Tuesday, 8 August 2006

Snail central

I've mentioned central Australian snails a few times. You might think I'm getting obsessive about them. (Fair enough. It's better to be obsessed with snails than—say—germs. I'm much less likely to end up wearing Kleenex boxes on my feet. But I digress.)

I've dug up some figures to demonstrate just how diverse is the snail fauna in the heart of the continent. Check this out.

Just over 80 species of snails have been recorded from central Australia. That's just in the vicinity of the MacDonnell, Krichauff, James and George Gill Ranges. About a third of those species occur in Finke Gorge. You can hardly stroll around the national park without hearing the sound of snail shells crunching underfoot. (Okay, I made that bit up. They're actually quite difficult to locate. But it's marvellous when you find them. Beer-can-cracking marvellous.)

Finke Gorge is home to:
  • 11 camaenids, seven of which occur nowhere else
  • 14 non-camaenids, all of which occur in other locations

This pattern is repeated elsewhere, although the figures vary.
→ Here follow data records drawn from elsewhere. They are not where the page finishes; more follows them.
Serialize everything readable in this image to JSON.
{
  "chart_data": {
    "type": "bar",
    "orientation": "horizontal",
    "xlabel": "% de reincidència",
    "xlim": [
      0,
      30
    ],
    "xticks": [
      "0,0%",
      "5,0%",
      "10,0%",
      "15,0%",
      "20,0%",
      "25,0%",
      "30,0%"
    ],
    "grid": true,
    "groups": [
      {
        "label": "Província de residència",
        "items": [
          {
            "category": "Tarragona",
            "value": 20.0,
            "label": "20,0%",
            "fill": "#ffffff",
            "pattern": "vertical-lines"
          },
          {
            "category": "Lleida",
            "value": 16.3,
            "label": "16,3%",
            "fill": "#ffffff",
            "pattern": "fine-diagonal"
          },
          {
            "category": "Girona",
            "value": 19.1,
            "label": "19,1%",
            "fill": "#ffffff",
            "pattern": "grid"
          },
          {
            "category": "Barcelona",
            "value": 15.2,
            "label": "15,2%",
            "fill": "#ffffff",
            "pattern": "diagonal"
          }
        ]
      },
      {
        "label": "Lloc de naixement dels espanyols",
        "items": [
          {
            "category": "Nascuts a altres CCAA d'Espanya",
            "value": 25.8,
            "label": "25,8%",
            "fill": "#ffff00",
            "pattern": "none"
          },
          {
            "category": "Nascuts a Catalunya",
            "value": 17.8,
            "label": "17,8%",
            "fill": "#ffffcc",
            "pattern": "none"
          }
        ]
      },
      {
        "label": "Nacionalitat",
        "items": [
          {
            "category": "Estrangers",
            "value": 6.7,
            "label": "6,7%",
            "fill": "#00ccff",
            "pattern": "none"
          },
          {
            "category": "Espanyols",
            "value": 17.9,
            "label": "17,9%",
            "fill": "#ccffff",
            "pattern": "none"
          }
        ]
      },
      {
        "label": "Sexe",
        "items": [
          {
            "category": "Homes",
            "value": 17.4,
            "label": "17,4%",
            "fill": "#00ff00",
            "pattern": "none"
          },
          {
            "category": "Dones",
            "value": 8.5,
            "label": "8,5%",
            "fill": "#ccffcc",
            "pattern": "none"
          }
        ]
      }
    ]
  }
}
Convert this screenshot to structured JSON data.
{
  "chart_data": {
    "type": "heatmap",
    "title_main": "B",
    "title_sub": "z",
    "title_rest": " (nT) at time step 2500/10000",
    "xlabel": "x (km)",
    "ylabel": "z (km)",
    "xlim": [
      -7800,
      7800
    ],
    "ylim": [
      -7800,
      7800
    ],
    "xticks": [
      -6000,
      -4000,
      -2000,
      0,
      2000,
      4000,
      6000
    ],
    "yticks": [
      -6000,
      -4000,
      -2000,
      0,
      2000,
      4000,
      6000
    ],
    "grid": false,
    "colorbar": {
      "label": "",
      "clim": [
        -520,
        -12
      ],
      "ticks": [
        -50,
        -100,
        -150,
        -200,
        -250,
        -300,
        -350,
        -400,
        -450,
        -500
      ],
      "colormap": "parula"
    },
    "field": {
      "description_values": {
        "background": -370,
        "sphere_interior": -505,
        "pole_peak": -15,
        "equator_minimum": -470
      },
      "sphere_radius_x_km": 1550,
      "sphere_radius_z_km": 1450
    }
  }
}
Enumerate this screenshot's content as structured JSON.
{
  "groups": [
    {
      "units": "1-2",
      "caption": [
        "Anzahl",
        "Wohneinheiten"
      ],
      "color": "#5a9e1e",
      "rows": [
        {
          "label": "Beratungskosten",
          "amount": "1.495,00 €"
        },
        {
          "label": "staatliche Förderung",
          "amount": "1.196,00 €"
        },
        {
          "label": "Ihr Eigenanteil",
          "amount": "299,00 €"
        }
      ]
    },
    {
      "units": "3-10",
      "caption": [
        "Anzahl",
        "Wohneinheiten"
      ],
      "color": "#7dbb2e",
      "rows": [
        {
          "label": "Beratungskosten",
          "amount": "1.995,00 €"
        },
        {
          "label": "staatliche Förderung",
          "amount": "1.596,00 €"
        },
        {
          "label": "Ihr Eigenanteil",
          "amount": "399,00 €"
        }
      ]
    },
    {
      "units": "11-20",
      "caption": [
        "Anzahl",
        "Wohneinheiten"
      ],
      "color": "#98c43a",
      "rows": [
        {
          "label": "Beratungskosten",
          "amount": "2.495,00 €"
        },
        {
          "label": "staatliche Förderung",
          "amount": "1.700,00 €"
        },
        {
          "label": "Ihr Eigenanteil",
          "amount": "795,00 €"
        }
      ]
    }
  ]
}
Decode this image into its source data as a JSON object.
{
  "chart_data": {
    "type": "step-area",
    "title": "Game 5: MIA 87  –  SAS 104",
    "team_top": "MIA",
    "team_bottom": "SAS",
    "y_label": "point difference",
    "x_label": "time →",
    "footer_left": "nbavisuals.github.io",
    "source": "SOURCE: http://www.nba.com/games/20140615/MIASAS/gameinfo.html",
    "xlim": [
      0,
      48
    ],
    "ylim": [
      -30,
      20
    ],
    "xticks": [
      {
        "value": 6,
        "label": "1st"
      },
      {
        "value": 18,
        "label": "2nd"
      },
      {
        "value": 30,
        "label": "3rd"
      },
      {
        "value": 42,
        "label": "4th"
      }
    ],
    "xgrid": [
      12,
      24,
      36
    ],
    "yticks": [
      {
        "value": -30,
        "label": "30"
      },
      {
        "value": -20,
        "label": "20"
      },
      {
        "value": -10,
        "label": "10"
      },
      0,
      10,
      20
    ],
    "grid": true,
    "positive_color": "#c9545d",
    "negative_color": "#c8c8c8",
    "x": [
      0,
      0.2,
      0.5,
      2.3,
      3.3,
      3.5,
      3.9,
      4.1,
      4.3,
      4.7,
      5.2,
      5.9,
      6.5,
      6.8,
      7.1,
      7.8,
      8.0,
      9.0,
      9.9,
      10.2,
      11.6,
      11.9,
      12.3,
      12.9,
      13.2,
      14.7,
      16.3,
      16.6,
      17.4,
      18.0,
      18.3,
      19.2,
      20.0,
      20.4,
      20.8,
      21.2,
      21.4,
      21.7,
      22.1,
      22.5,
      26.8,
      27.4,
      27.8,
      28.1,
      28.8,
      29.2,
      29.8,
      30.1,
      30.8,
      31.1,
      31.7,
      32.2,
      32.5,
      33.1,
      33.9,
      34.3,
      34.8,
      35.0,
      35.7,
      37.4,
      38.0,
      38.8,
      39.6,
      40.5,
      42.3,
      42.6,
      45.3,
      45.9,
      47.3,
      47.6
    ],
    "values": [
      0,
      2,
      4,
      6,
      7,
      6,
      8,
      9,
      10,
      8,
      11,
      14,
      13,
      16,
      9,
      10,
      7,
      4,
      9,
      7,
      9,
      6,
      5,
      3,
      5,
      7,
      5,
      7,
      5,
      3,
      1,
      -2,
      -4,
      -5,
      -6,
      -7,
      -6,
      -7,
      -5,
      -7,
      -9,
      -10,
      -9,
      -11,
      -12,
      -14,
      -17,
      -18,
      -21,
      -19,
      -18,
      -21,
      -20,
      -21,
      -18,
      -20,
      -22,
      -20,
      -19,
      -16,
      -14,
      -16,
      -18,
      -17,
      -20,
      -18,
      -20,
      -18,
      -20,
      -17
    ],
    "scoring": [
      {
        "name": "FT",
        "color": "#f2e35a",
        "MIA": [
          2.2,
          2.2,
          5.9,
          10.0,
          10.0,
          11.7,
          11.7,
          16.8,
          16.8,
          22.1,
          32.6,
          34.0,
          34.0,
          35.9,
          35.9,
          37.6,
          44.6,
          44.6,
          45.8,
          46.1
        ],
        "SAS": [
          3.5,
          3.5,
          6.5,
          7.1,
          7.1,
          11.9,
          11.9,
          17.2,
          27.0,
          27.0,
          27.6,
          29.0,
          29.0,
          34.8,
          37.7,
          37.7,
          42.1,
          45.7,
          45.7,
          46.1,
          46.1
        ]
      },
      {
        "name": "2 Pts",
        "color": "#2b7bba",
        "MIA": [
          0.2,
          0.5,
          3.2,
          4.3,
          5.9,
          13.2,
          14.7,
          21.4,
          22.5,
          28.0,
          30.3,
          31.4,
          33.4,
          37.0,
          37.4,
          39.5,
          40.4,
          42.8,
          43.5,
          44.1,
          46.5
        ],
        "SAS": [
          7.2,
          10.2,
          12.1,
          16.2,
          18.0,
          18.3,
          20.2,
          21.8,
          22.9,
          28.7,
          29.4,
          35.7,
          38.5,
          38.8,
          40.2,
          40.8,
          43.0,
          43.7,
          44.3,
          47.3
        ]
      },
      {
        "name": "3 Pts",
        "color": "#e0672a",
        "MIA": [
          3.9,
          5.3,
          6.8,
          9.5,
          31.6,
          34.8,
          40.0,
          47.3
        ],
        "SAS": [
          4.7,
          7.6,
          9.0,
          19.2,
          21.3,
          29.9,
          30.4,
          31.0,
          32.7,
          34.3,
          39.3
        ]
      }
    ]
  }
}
At every locality, there's at least one narrow-range endemic camaenid, a handful of more widely distributed camaenids and five or more broad-range non-camaenids. Whatever drives speciation in the camaenids doesn't seem to affect the others.

There's another interesting snail distribution in the Centre. Bothriembryon spenceri is a bulimulid found in a few sites at Finke Gorge and in nearby ranges. Bothriembryon is a genus with a large number of species in Western Australia. A few extend across the Nullabor Plain into South Australia and one lives in eastern Tasmania. Odd, eh? (Warning: what follows is purely speculation.) It may be that both the camaenids and Bothriembryon are Gondwanan in origin, but the first are descendants of rainforest ancestors and the second of arid-adapted ones. Or I could be barking up the wrong tree entirely.

And I found the photo of the only known locality of the new species mentioned below. This is it—its entire range. Impressive, ain't it?